1) I don't know if you realize it, but those are excellent RC plane photos. Maybe the best I've seen. Especially the ones looking down on the plane, as, its looks like the photos are taken from a second plane above.

2) You should inform your son, how lucky he is to have a dad, who has made available a nice new plane, that, he can borrow, walk up a hill, and fly. Certainly, worth a sincere hand shake, a smile, and a "Thanks Dad".

3) When you took your photos, any special tricks/suggestions to get such a clear focus and centered photo of a moving rc plane with a digital camera? Did you use a zoom feature?

4) If a battery weighs a little more or less than the Radian oem, is there enough room in the cockpit, to move it forward or back, to keep the CG exactly the same as from the factory, or as calculated by the NASA CG calculator? ... Or, was that what you meant, when you said something about carving out the foam? (and after carving, and maybe laying in some velcro (?) then the optimum cg would be able to be maintained with different battery wts/sizes in the Radian?)

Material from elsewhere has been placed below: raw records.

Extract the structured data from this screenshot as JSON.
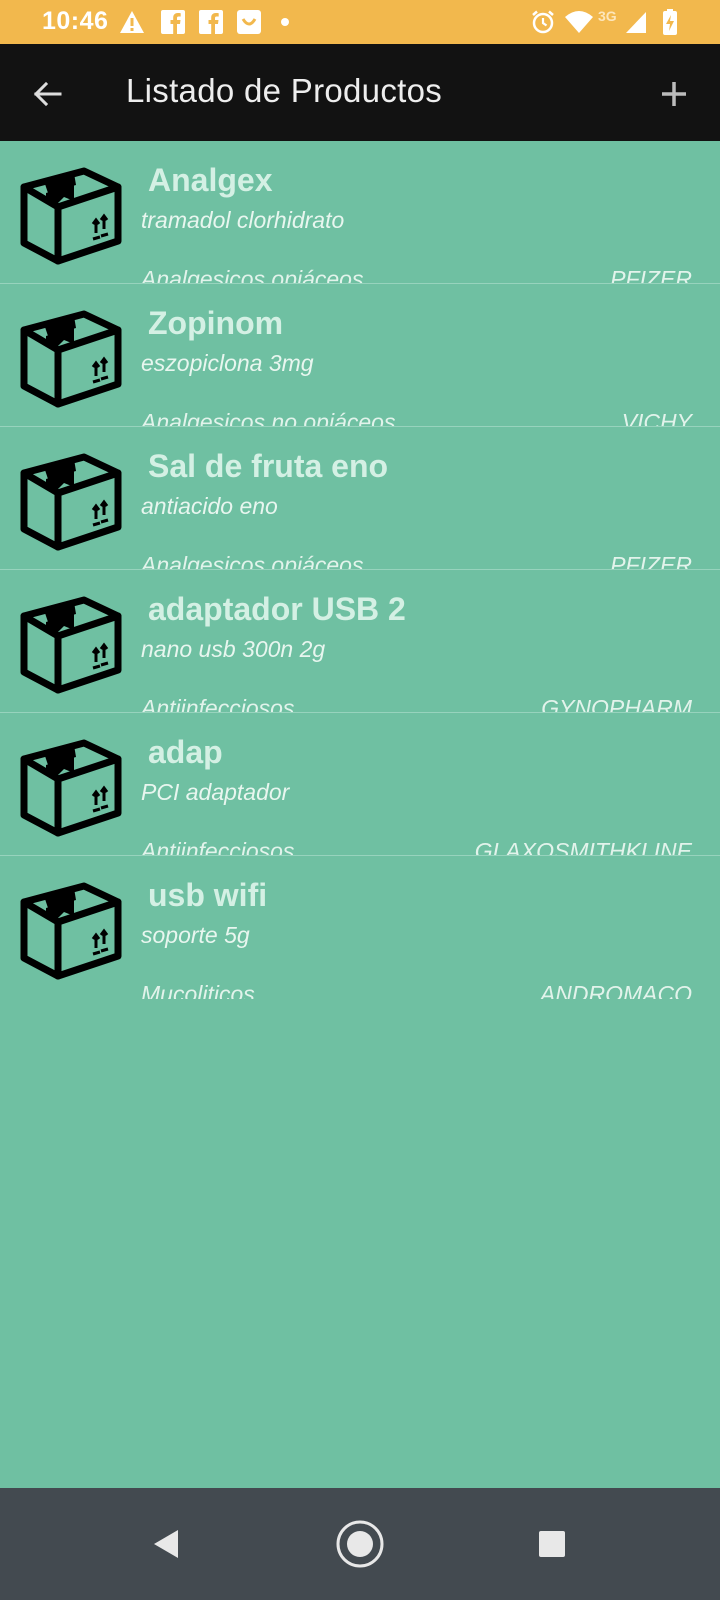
{
  "status_bar": {
    "time": "10:46",
    "network": "3G",
    "icons": [
      "warning-icon",
      "facebook-icon",
      "facebook-icon",
      "smile-app-icon",
      "dot-icon",
      "alarm-icon",
      "wifi-icon",
      "signal-icon",
      "battery-charging-icon"
    ],
    "color": "#f2b84d"
  },
  "app_bar": {
    "title": "Listado de Productos",
    "back_icon": "arrow-left-icon",
    "add_icon": "plus-icon",
    "color": "#121212"
  },
  "products": [
    {
      "name": "Analgex",
      "description": "tramadol clorhidrato",
      "category": "Analgesicos opiáceos",
      "lab": "PFIZER"
    },
    {
      "name": "Zopinom",
      "description": "eszopiclona 3mg",
      "category": "Analgesicos no opiáceos",
      "lab": "VICHY"
    },
    {
      "name": "Sal de fruta eno",
      "description": "antiacido eno",
      "category": "Analgesicos opiáceos",
      "lab": "PFIZER"
    },
    {
      "name": "adaptador USB 2",
      "description": "nano usb 300n 2g",
      "category": "Antiinfecciosos",
      "lab": "GYNOPHARM"
    },
    {
      "name": "adap",
      "description": "PCI adaptador",
      "category": "Antiinfecciosos",
      "lab": "GLAXOSMITHKLINE"
    },
    {
      "name": "usb wifi",
      "description": "soporte 5g",
      "category": "Mucoliticos",
      "lab": "ANDROMACO"
    }
  ],
  "list_background": "#6fc0a2",
  "nav_bar": {
    "buttons": [
      "back-triangle-icon",
      "home-circle-icon",
      "recents-square-icon"
    ],
    "color": "#434a50"
  }
}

5) Does the prop seem sturdy enough to take hard nose landings on unplanned occasions? Did it come with a spare prop? If not, would it be wise, to order a second prop for backup with the initial plane order?

6) What's that nice looking twin engine plane in the last photo? Foam, or ? Wingspan? Motor/battery type size? Price? Experience level required?

7) Just a thought, ... how about bright yellow stripes on the bottom of the main wing, that match the size and placement of the red stripes on top, maybe with a thin black line (permanent felt tip marker) on the edge of the yellow on the sides where it meets the white?


8) Any tips, on how to fly a 3 ch dihedral wing glider successfully, upside down? I tried once on my 55" 3 ch. dihedral wing Wild Hawk, without success (broke wing in half, broke fuselage half in half, quickly, long story). Another more experienced person tried it with my plane a while ago, and I think he was able to do it, but, as I recall, it didn't seem fly very long upside down.

---

Look forward to your comments, in a 10 mph or so wind test flight. It may blow it around a bit. ... But that's not bad, that's just what happens with a lighter plane, light on its feet/wings so to speak, to allow it to hang lighter, longer, in the air.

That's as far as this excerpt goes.